Stepped up police patrols along Greece’s oft-vandalized railroad lines and infrastructure on Wednesday resulted in five arrests in the Aspropyrgos district, with one of the suspects being a contractor’s employee accused of facilitating the theft of metal objects from the tracks.

Four of the suspects were identified as men aged 22, 26 and 39, while a 37-year-old woman was also arrested. Two vehicles loaded with what police said was metal parts from the tracks were confiscated. Felony charges were subsequently filed by a relevant prosecutor.

A unit of motorcycle police reportedly spotted the suspects at a rail-related construction site in the industrial and logistics district, which is located due west of the greater Athens area.

The fifth suspect, an employee of a private firm, was arrested and charged with taking bribes to allow and facilitate the theft.

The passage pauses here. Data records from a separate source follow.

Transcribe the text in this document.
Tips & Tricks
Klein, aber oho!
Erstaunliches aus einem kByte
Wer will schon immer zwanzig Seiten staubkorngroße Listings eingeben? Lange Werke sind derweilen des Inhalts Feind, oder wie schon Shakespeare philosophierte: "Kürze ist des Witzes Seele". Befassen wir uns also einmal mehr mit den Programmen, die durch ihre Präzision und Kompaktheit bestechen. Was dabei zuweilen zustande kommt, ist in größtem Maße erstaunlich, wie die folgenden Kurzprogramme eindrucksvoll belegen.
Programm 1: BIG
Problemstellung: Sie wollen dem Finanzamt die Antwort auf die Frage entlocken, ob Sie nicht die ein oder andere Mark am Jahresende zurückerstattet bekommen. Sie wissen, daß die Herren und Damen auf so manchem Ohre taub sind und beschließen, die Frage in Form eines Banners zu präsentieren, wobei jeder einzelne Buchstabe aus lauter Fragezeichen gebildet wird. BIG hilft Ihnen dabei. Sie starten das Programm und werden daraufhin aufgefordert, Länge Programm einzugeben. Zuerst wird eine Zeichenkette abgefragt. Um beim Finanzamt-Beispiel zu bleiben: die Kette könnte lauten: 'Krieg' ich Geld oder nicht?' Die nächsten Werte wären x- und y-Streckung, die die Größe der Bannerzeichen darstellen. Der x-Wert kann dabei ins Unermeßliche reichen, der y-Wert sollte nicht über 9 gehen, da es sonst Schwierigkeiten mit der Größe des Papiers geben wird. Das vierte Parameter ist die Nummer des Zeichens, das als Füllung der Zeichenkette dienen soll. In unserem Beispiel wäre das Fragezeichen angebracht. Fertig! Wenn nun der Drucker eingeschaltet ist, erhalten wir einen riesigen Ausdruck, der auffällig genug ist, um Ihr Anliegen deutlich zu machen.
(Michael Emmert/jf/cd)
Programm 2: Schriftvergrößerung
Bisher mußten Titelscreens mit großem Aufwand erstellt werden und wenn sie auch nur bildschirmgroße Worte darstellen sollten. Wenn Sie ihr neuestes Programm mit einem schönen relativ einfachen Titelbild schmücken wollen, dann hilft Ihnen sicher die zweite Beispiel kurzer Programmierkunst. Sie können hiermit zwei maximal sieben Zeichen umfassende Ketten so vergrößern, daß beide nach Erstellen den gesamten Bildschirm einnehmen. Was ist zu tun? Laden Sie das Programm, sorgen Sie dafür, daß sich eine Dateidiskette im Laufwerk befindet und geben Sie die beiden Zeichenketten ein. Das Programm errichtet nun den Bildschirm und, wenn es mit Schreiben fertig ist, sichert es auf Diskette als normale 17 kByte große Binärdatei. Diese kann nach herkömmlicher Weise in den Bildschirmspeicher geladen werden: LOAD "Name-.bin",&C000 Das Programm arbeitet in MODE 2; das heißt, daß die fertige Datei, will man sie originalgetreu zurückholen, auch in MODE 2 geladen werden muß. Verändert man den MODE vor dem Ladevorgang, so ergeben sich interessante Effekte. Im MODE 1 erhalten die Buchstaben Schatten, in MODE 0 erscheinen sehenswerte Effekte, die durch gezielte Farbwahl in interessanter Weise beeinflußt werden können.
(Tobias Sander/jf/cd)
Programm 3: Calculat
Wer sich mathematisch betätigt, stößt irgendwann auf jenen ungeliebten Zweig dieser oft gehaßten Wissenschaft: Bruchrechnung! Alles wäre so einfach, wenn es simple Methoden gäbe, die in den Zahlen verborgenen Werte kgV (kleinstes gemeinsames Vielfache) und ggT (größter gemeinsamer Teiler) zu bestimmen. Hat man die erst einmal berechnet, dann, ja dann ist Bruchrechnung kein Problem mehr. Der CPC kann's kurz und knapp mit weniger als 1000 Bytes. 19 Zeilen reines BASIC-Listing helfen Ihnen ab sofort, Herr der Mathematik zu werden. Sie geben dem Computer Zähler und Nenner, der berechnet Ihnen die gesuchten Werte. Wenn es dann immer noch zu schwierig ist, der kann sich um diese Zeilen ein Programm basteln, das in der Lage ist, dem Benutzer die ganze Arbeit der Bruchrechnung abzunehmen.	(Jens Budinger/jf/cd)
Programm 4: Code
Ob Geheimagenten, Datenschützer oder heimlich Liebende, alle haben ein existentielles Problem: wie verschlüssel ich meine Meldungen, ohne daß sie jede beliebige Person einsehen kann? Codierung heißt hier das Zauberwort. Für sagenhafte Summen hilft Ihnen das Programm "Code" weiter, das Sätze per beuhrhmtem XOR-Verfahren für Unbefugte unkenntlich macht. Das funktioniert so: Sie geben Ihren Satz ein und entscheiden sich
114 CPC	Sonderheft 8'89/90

Persistent and systematic looting and vandalism of Greece’s already under-funded railroad network by gangs stealing metals, especially copper, is among the biggest problems facing the beleaguered rail sector in the country.

According to initial reports at the time, the reason why a Larissa station master placed a northbound passenger train onto a southbound track on the fateful evening of Feb. 28, 2023 – in what should have been a brief diversion – was because theft on the north-bound line had rendered a stretch inoperable because electricity was cut. Failing to reroute the passenger train back to its correct track resulted in its head-on collision later in the evening with a south-bound freight train at the south end of the Tempi valley gorge in north-central Greece.

Lack of a functioning electronic monitoring system on all parts of the Larissa-Thessaloniki rail line also demonstrated the lack of fail-safe systems.

The Tempi rail disaster claimed the life of 52 people.